Further concern was voiced by Willy Fautre, director of Brussels-based Human Rights Without Frontiers (HRWF), a leading rights NGO, who told this website: “The European Union and its member states should take concrete measures to mainstream freedom of expression in their relations with Thailand and strongly urge the military regime of Bangkok to stop denying visas to foreign correspondents to allegedly combat ‘inaccurate’ reporting.”

A referendum on the draft constitution is due to be held Thailand in July but critics say the charter will weaken elected government while giving the junta even greater powers.  Thailand’s pro-democracy ‘Red Shirt’ movement said it will vote against the charter.

Last week, Prime Minister Prayut Chan-o-cha, the general who led the military coup, confirmed that the 200 members of the House of Senators, or upper house, will be appointed for a five-year term.  For many, the new constitution is simply a means to ensure the junta’s long-term control,masquerading as a crusade against corruption.  According to the Bangkok Post, Wissanu Krea-ngram conceded that the junta currently had no alternative plan in the event of the constitution, Thailand’s 20th in recent years, being rejected.

Critics accuse the military of delaying a return to democracy by pushing back the date for elections, which have been set for “sometime” in 2017.

Criticism of the draft refuses to abate, the latest coming from a  leading academic who has urged the Thai Constitution Drafting Committee (CDC) to resolve loopholes in its charter draft to ensure political stability for future governments or a coup could return within 10 years.  Sombat Thamrongthanyawong, former rector of the National Institute of Development Adminisration (Nida) said the election system proposed  by the CDC is flawed and will make coalition governments vulnerable to military intervention.

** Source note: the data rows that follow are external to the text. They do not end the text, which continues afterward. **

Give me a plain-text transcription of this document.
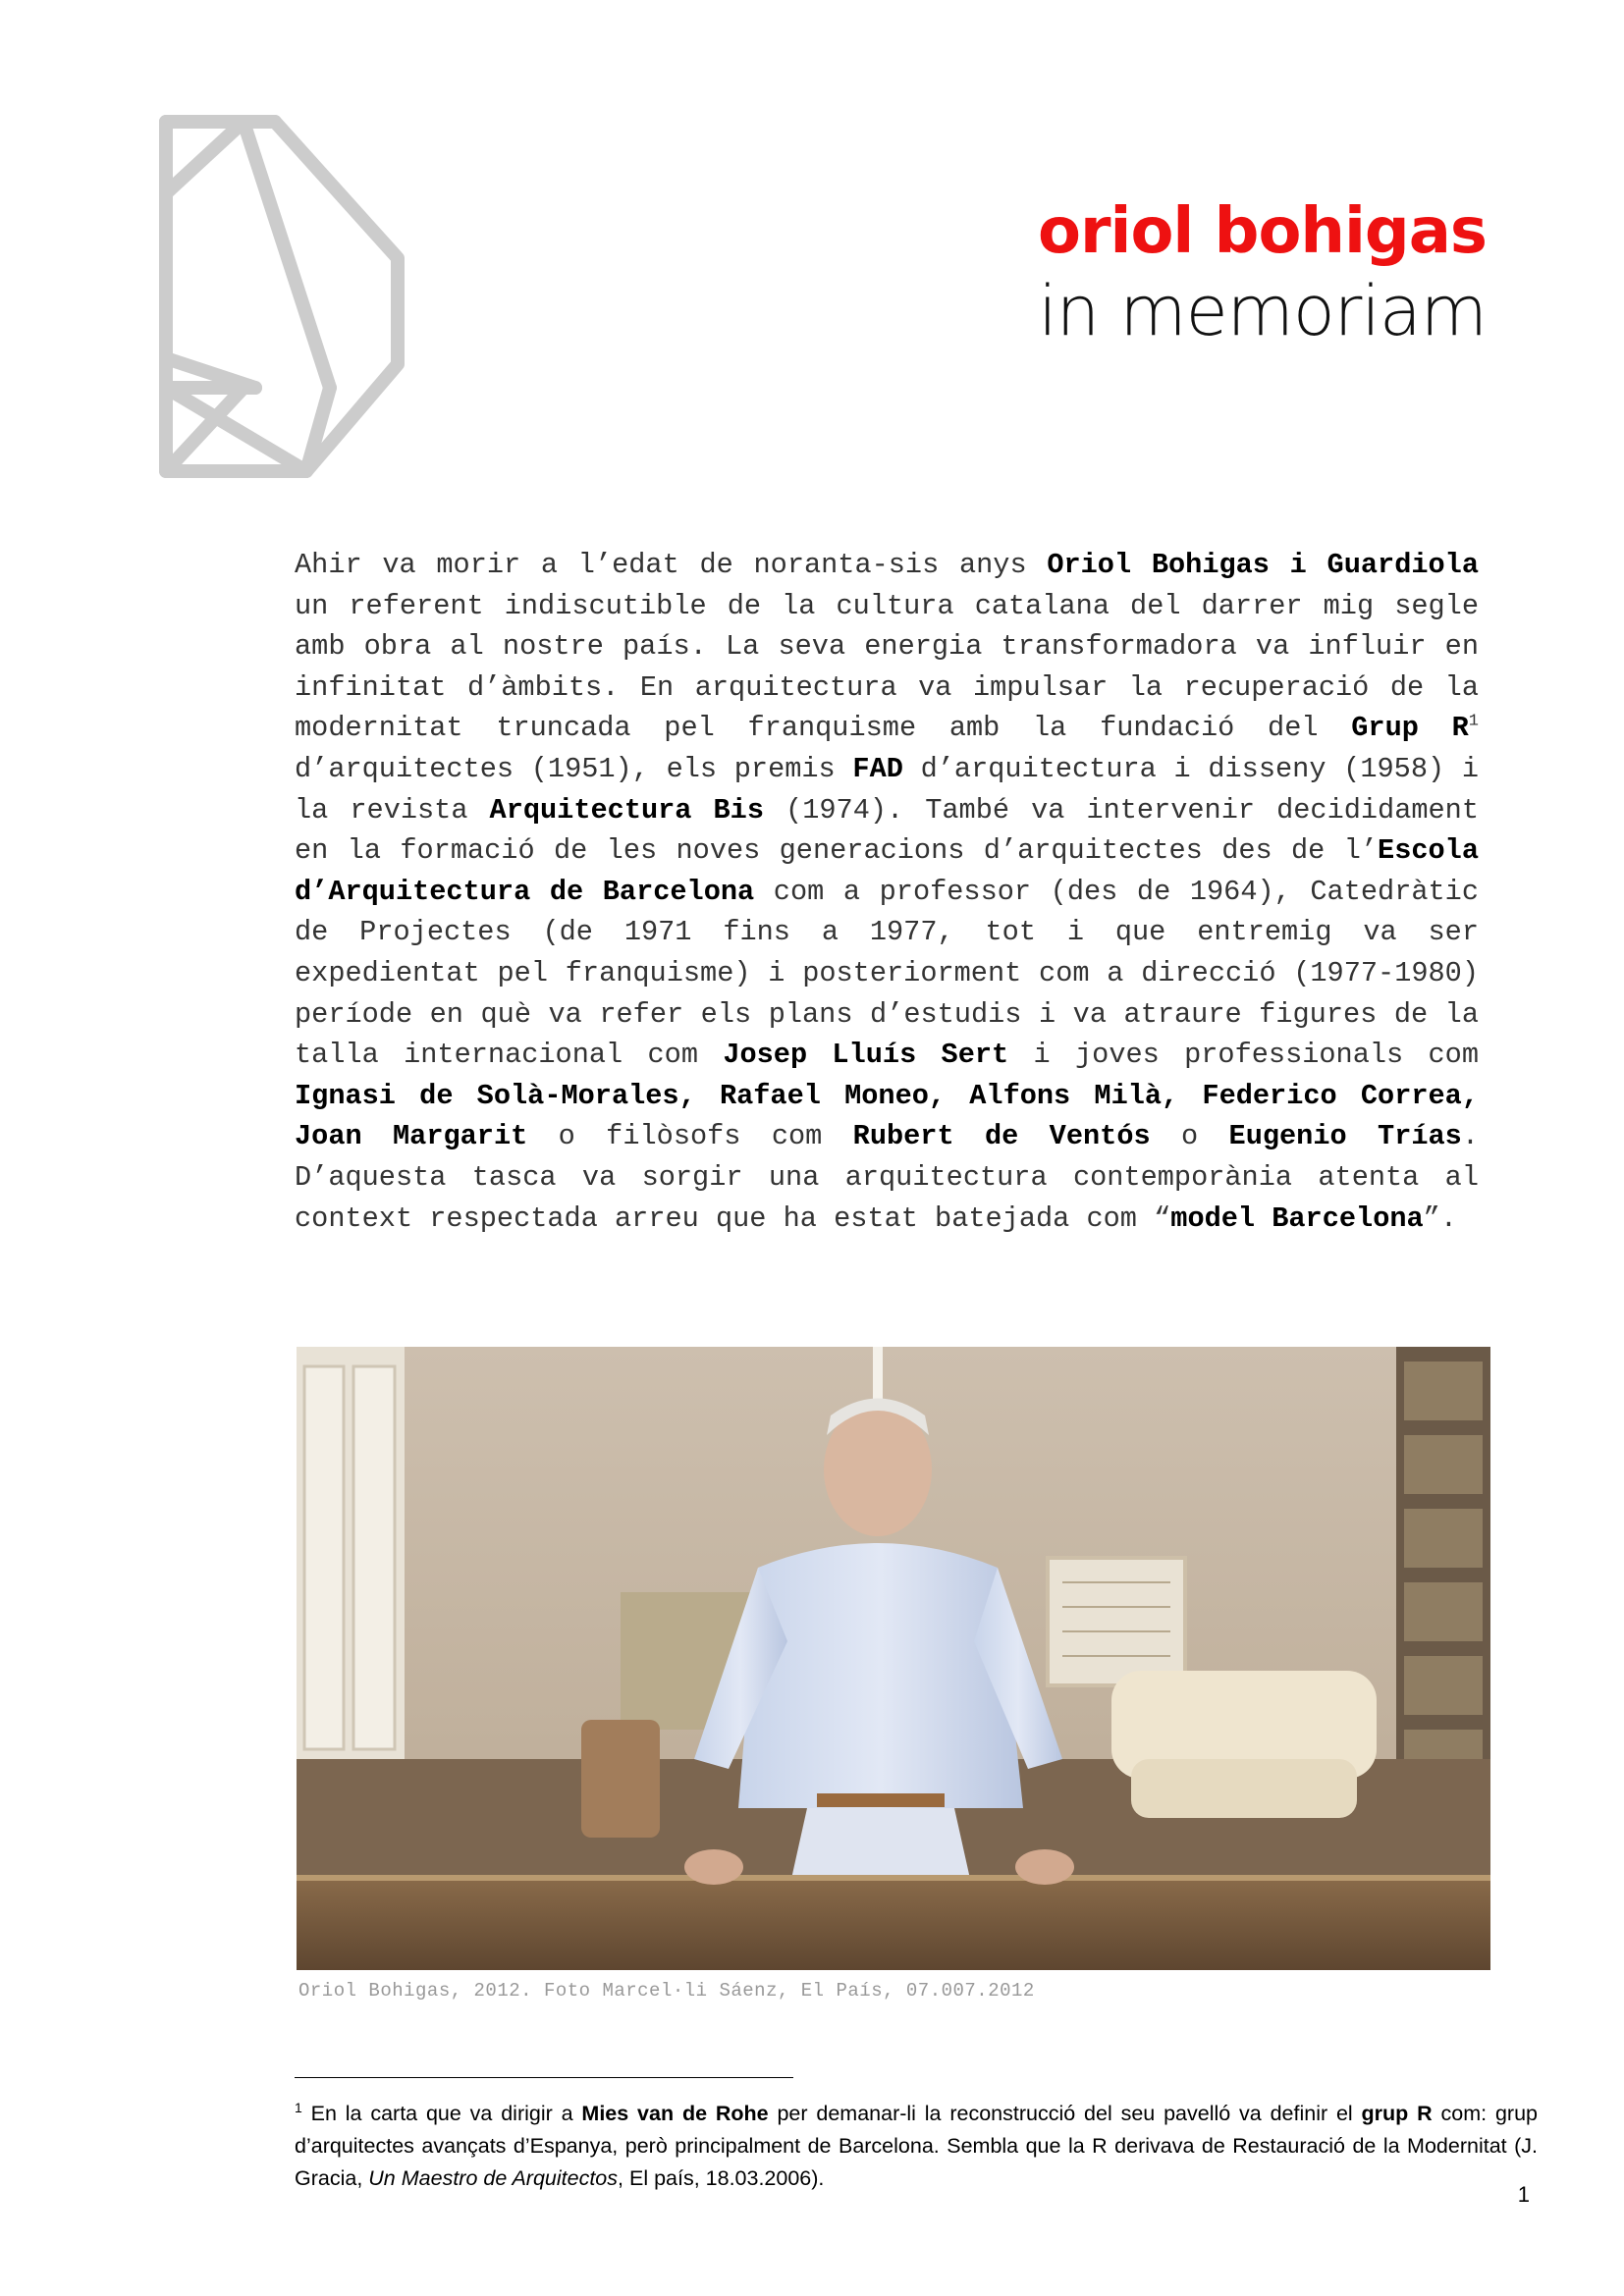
oriol bohigas
in memoriam

Ahir va morir a l’edat de noranta-sis anys Oriol Bohigas i Guardiola un referent indiscutible de la cultura catalana del darrer mig segle amb obra al nostre país. La seva energia transformadora va influir en infinitat d’àmbits. En arquitectura va impulsar la recuperació de la modernitat truncada pel franquisme amb la fundació del Grup $R^1$ d’arquitectes (1951), els premis FAD d’arquitectura i disseny (1958) i la revista Arquitectura Bis (1974). També va intervenir decididament en la formació de les noves generacions d’arquitectes des de l’Escola d’Arquitectura de Barcelona com a professor (des de 1964), Catedràtic de Projectes (de 1971 fins a 1977, tot i que entremig va ser expedientat pel franquisme) i posteriorment com a direcció (1977-1980) període en què va refer els plans d’estudis i va atraure figures de la talla internacional com Josep Lluís Sert i joves professionals com Ignasi de Solà-Morales, Rafael Moneo, Alfons Milà, Federico Correa, Joan Margarit o filòsofs com Rubert de Ventós o Eugenio Trías. D’aquesta tasca va sorgir una arquitectura contemporània atenta al context respectada arreu que ha estat batejada com “model Barcelona”.

Oriol Bohigas, 2012. Foto Marcel·li Sáenz, El País, 07.007.2012

$^1$ En la carta que va dirigir a Mies van de Rohe per demanar-li la reconstrucció del seu pavelló va definir el grup R com: grup d’arquitectes avançats d’Espanya, però principalment de Barcelona. Sembla que la R derivava de Restauració de la Modernitat (J. Gracia, Un Maestro de Arquitectos, El país, 18.03.2006).

1
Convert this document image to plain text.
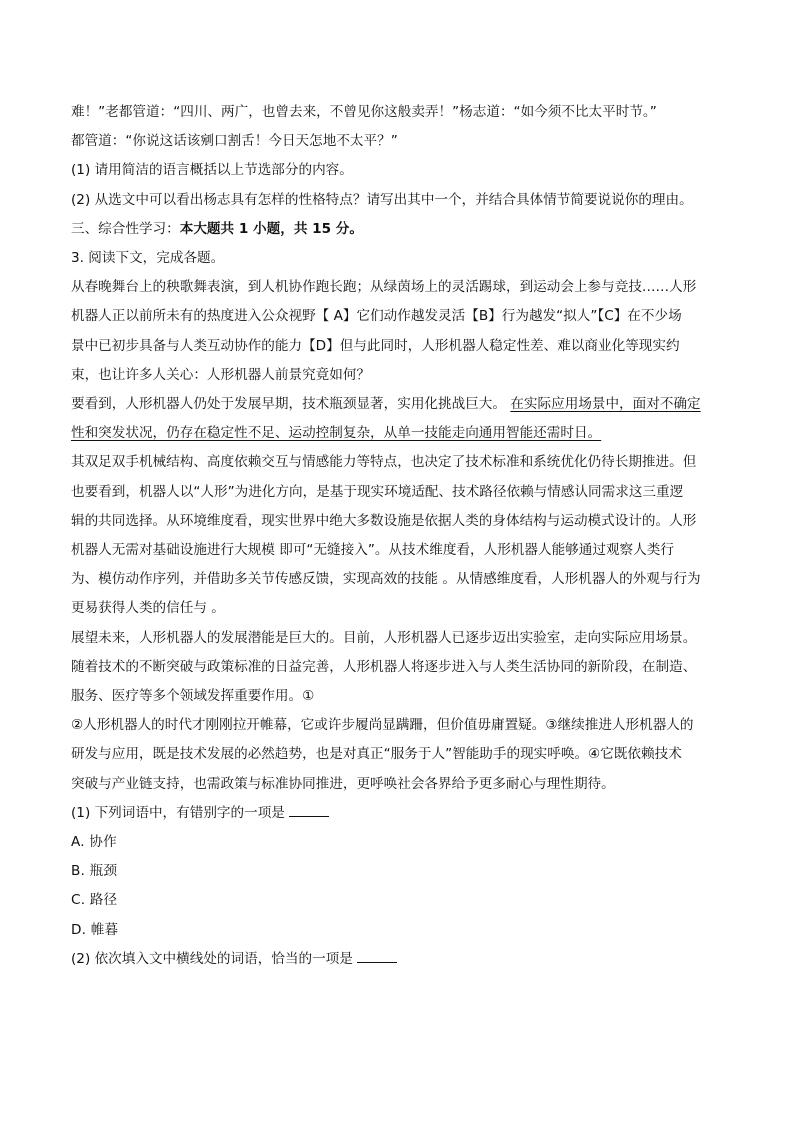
难！”老都管道：“四川、两广，也曾去来，不曾见你这般卖弄！”杨志道：“如今须不比太平时节。”

都管道：“你说这话该剜口割舌！今日天怎地不太平？”

(1) 请用简洁的语言概括以上节选部分的内容。

(2) 从选文中可以看出杨志具有怎样的性格特点？请写出其中一个，并结合具体情节简要说说你的理由。

三、综合性学习：本大题共 1 小题，共 15 分。

3. 阅读下文，完成各题。

从春晚舞台上的秧歌舞表演，到人机协作跑长跑；从绿茵场上的灵活踢球，到运动会上参与竞技……人形

机器人正以前所未有的热度进入公众视野【 A】它们动作越发灵活【B】行为越发“拟人”【C】在不少场

景中已初步具备与人类互动协作的能力【D】但与此同时，人形机器人稳定性差、难以商业化等现实约

束，也让许多人关心：人形机器人前景究竟如何？

要看到，人形机器人仍处于发展早期，技术瓶颈显著，实用化挑战巨大。 在实际应用场景中，面对不确定

性和突发状况，仍存在稳定性不足、运动控制复杂，从单一技能走向通用智能还需时日。

其双足双手机械结构、高度依赖交互与情感能力等特点，也决定了技术标准和系统优化仍待长期推进。但

也要看到，机器人以“人形”为进化方向，是基于现实环境适配、技术路径依赖与情感认同需求这三重逻

辑的共同选择。从环境维度看，现实世界中绝大多数设施是依据人类的身体结构与运动模式设计的。人形

机器人无需对基础设施进行大规模 即可“无缝接入”。从技术维度看，人形机器人能够通过观察人类行

为、模仿动作序列，并借助多关节传感反馈，实现高效的技能 。从情感维度看，人形机器人的外观与行为

更易获得人类的信任与 。

展望未来，人形机器人的发展潜能是巨大的。目前，人形机器人已逐步迈出实验室，走向实际应用场景。

随着技术的不断突破与政策标准的日益完善，人形机器人将逐步进入与人类生活协同的新阶段，在制造、

服务、医疗等多个领域发挥重要作用。①

②人形机器人的时代才刚刚拉开帷幕，它或许步履尚显蹒跚，但价值毋庸置疑。③继续推进人形机器人的

研发与应用，既是技术发展的必然趋势，也是对真正“服务于人”智能助手的现实呼唤。④它既依赖技术

突破与产业链支持，也需政策与标准协同推进，更呼唤社会各界给予更多耐心与理性期待。

(1) 下列词语中，有错别字的一项是

A. 协作

B. 瓶颈

C. 路径

D. 帷暮

(2) 依次填入文中横线处的词语，恰当的一项是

He also said the CDC’s proposal that each political party unveils a list of up to three prime ministerial candidates, who may not be MPs,  before a general election could be problematic.  Another academic, Banjerd Singkhaneti, dean of Nida’s law faculty, said flaws in the draft include the use of a single ballot for constituency and party list MPs.

He also voiced concerns over the “overwhelming” powers of the Constitutional Court.  The country’s generals have struggled to revive Southeast Asia’s second-largest economy after ousting a democratically-elected government in May 2014.